DICK BALDWIN KNOWS PLYWOOD
Shown here is Dr. Richard F. Baldwin, better known as Dick, during the recent Panel & Engineered Lumber International Conference & Expo (PELICE) held in Atlanta. PELICE organizers presented Dick with a Lifetime Service Award. Not that he’s going anywhere. He’s currently executive vice president/general manager for the Southeastern U.S. division of Wood Resources LLC, and has overseen a couple of success stories at the company’s plywood plants in Moncure, NC and Chester, SC.
As the award indicates, Dick has devoted his life to the wood products industry, and more specifically to the plywood industry. He followed his dad into the Cascade Plywood mill in 1957 in Lebanon, Oregon as a tape machine off-bearer. Through the years he laid core, rustled stock, supervised production personnel, was a general superintendent, an operations manager and I first met him when he was vice president for Champion International’s southern pine operations. Later on he became (and still is) managing partner of Oak Creek Investments and at one time had operating authority over wood products plants in Latin America and Southeast Asia, and started up several mill ventures around the world, and I could go. As recently as 2010 he gained his Ph.D. in Public Affairs from the University of Texas at Dallas, with a dissertation on Timber Industry-Based Communities in Crisis: Leadership Collaboration and Response—Research Findings from Seven Western Oregon Counties. He is also a certified forester.
Dick has authored six books on manufacturing practices, management and forestry issues, with three of the books specifically about plywood manufacturing. He is in the middle of writing number seven, due out later this year.
Dick didn’t just stand around receiving awards at PELICE. During one of the breakout sessions he spoke on The Changing World of the Plywood Producer: Products, People, and Processes. His bottom line message was that plywood companies must more closely align their business model with the emerging realities of the industry.
What I found most interesting was when he addressed solutions for survival and growth. One of his five focal points was to “trace back to the roots of the plywood industry and seek understanding.
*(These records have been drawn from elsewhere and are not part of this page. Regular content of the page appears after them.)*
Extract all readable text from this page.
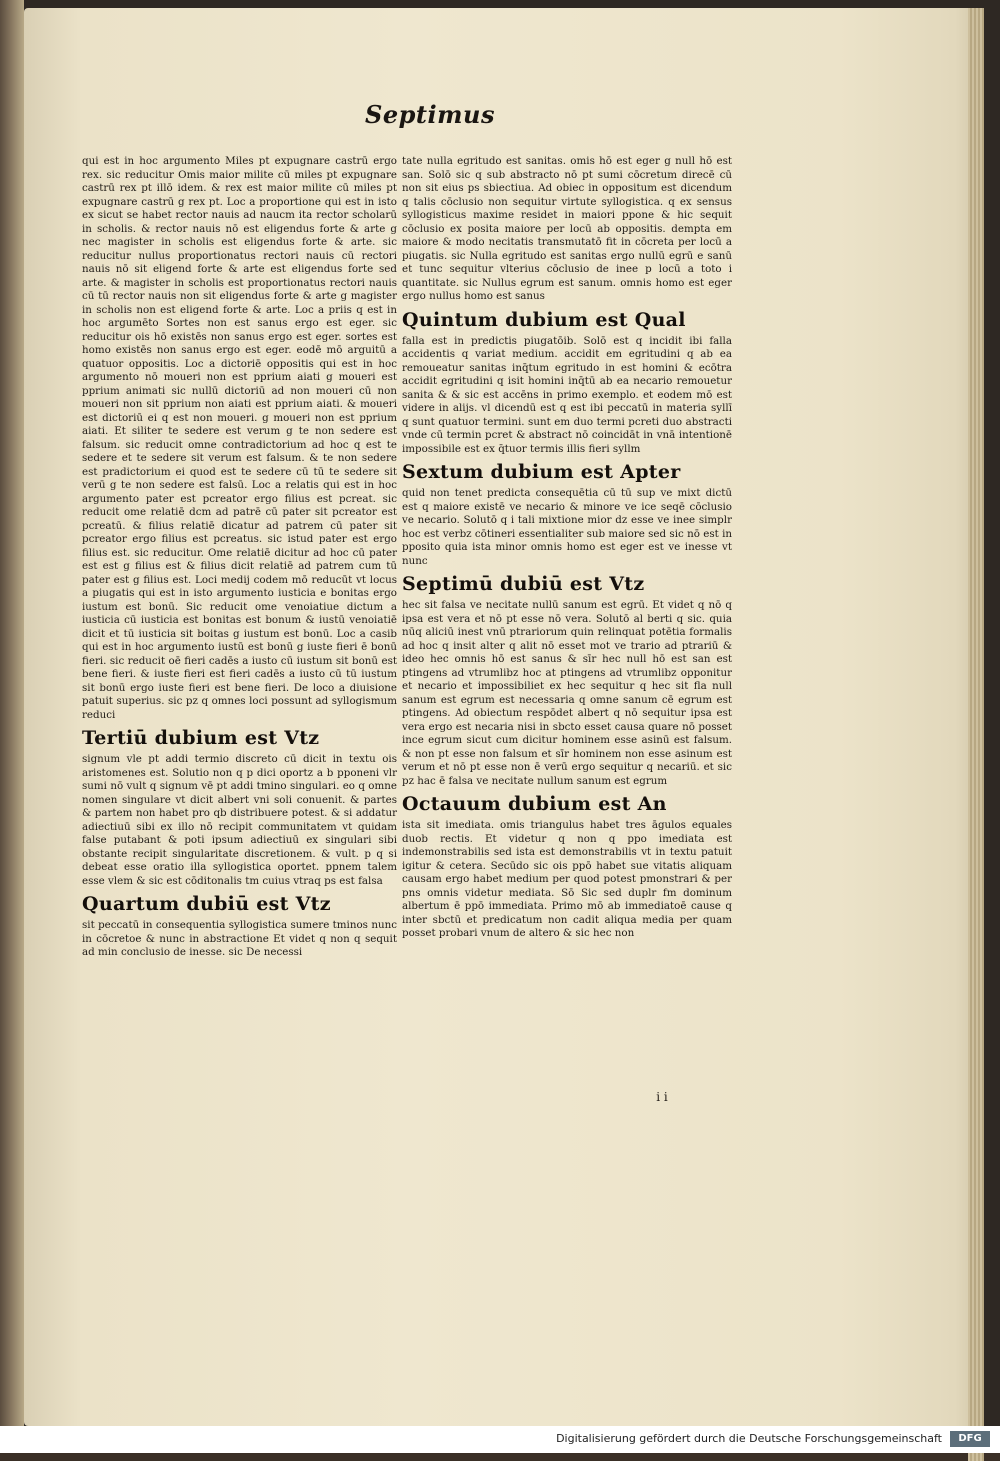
Septimus

qui est in hoc argumento Miles pt expugnare castrū ergo rex. sic reducitur Omis maior milite cū miles pt expugnare castrū rex pt illō idem. & rex est maior milite cū miles pt expugnare castrū g rex pt. Loc a proportione qui est in isto ex sicut se habet rector nauis ad naucm ita rector scholarū in scholis. & rector nauis nō est eligendus forte & arte g nec magister in scholis est eligendus forte & arte. sic reducitur nullus proportionatus rectori nauis cū rectori nauis nō sit eligend forte & arte est eligendus forte sed arte. & magister in scholis est proportionatus rectori nauis cū tū rector nauis non sit eligendus forte & arte g magister in scholis non est eligend forte & arte. Loc a priis q est in hoc argumēto Sortes non est sanus ergo est eger. sic reducitur ois hō existēs non sanus ergo est eger. sortes est homo existēs non sanus ergo est eger. eodē mō arguitū a quatuor oppositis. Loc a dictoriē oppositis qui est in hoc argumento nō moueri non est pprium aiati g moueri est pprium animati sic nullū dictoriū ad non moueri cū non moueri non sit pprium non aiati est pprium aiati. & moueri est dictoriū ei q est non moueri. g moueri non est pprium aiati. Et siliter te sedere est verum g te non sedere est falsum. sic reducit omne contradictorium ad hoc q est te sedere et te sedere sit verum est falsum. & te non sedere est pradictorium ei quod est te sedere cū tū te sedere sit verū g te non sedere est falsū. Loc a relatis qui est in hoc argumento pater est pcreator ergo filius est pcreat. sic reducit ome relatiē dcm ad patrē cū pater sit pcreator est pcreatū. & filius relatiē dicatur ad patrem cū pater sit pcreator ergo filius est pcreatus. sic istud pater est ergo filius est. sic reducitur. Ome relatiē dicitur ad hoc cū pater est est g filius est & filius dicit relatiē ad patrem cum tū pater est g filius est. Loci medij codem mō reducūt vt locus a piugatis qui est in isto argumento iusticia e bonitas ergo iustum est bonū. Sic reducit ome venoiatiue dictum a iusticia cū iusticia est bonitas est bonum & iustū venoiatiē dicit et tū iusticia sit boitas g iustum est bonū. Loc a casib qui est in hoc argumento iustū est bonū g iuste fieri ē bonū fieri. sic reducit oē fieri cadēs a iusto cū iustum sit bonū est bene fieri. & iuste fieri est fieri cadēs a iusto cū tū iustum sit bonū ergo iuste fieri est bene fieri. De loco a diuisione patuit superius. sic pz q omnes loci possunt ad syllogismum reduci

Tertiū dubium est Vtz

signum vle pt addi termio discreto cū dicit in textu ois aristomenes est. Solutio non q p dici oportz a b pponeni vlr sumi nō vult q signum vē pt addi tmino singulari. eo q omne nomen singulare vt dicit albert vni soli conuenit. & partes & partem non habet pro qb distribuere potest. & si addatur adiectiuū sibi ex illo nō recipit communitatem vt quidam false putabant & poti ipsum adiectiuū ex singulari sibi obstante recipit singularitate discretionem. & vult. p q si debeat esse oratio illa syllogistica oportet. ppnem talem esse vlem & sic est cōditonalis tm cuius vtraq ps est falsa

Quartum dubiū est Vtz

sit peccatū in consequentia syllogistica sumere tminos nunc in cōcretoe & nunc in abstractione Et videt q non q sequit ad min conclusio de inesse. sic De necessi

tate nulla egritudo est sanitas. omis hō est eger g null hō est san. Solō sic q sub abstracto nō pt sumi cōcretum direcē cū non sit eius ps sbiectiua. Ad obiec in oppositum est dicendum q talis cōclusio non sequitur virtute syllogistica. q ex sensus syllogisticus maxime residet in maiori ppone & hic sequit cōclusio ex posita maiore per locū ab oppositis. dempta em maiore & modo necitatis transmutatō fit in cōcreta per locū a piugatis. sic Nulla egritudo est sanitas ergo nullū egrū e sanū et tunc sequitur vlterius cōclusio de inee p locū a toto i quantitate. sic Nullus egrum est sanum. omnis homo est eger ergo nullus homo est sanus

Quintum dubium est Qual

falla est in predictis piugatōib. Solō est q incidit ibi falla accidentis q variat medium. accidit em egritudini q ab ea remoueatur sanitas inq̄tum egritudo in est homini & ecōtra accidit egritudini q isit homini inq̄tū ab ea necario remouetur sanita & & sic est accēns in primo exemplo. et eodem mō est videre in alijs. vl dicendū est q est ibi peccatū in materia syllī q sunt quatuor termini. sunt em duo termi pcreti duo abstracti vnde cū termin pcret & abstract nō coincidāt in vnā intentionē impossibile est ex q̄tuor termis illis fieri syllm

Sextum dubium est Apter

quid non tenet predicta consequētia cū tū sup ve mixt dictū est q maiore existē ve necario & minore ve ice seqē cōclusio ve necario. Solutō q i tali mixtione mior dz esse ve inee simplr hoc est verbz cōtineri essentialiter sub maiore sed sic nō est in pposito quia ista minor omnis homo est eger est ve inesse vt nunc

Septimū dubiū est Vtz

hec sit falsa ve necitate nullū sanum est egrū. Et videt q nō q ipsa est vera et nō pt esse nō vera. Solutō al berti q sic. quia nūq aliciū inest vnū ptrariorum quin relinquat potētia formalis ad hoc q insit alter q alit nō esset mot ve trario ad ptrariū & ideo hec omnis hō est sanus & sīr hec null hō est san est ptingens ad vtrumlibz hoc at ptingens ad vtrumlibz opponitur et necario et impossibiliet ex hec sequitur q hec sit fla null sanum est egrum est necessaria q omne sanum cē egrum est ptingens. Ad obiectum respōdet albert q nō sequitur ipsa est vera ergo est necaria nisi in sbcto esset causa quare nō posset ince egrum sicut cum dicitur hominem esse asinū est falsum. & non pt esse non falsum et sīr hominem non esse asinum est verum et nō pt esse non ē verū ergo sequitur q necariū. et sic pz hac ē falsa ve necitate nullum sanum est egrum

Octauum dubium est An

ista sit imediata. omis triangulus habet tres āgulos equales duob rectis. Et videtur q non q ppo imediata est indemonstrabilis sed ista est demonstrabilis vt in textu patuit igitur & cetera. Secūdo sic ois ppō habet sue vitatis aliquam causam ergo habet medium per quod potest pmonstrari & per pns omnis videtur mediata. Sō Sic sed duplr fm dominum albertum ē ppō immediata. Primo mō ab immediatoē cause q inter sbctū et predicatum non cadit aliqua media per quam posset probari vnum de altero & sic hec non

i i
Digitalisierung gefördert durch die Deutsche Forschungsgemeinschaft	DFG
Consider the rich history of men, machines and markets,” he said, mentioning several names of “industry giants gone from the scene.”
Certainly Dick Baldwin is one of those giants, and he is certainly not “gone from the scene.” In a sense he was the younger brother during that era of giants, and thus today, at age 73, is in the unique position of being able to speak for them as he speaks to us about the past and the future of the industry.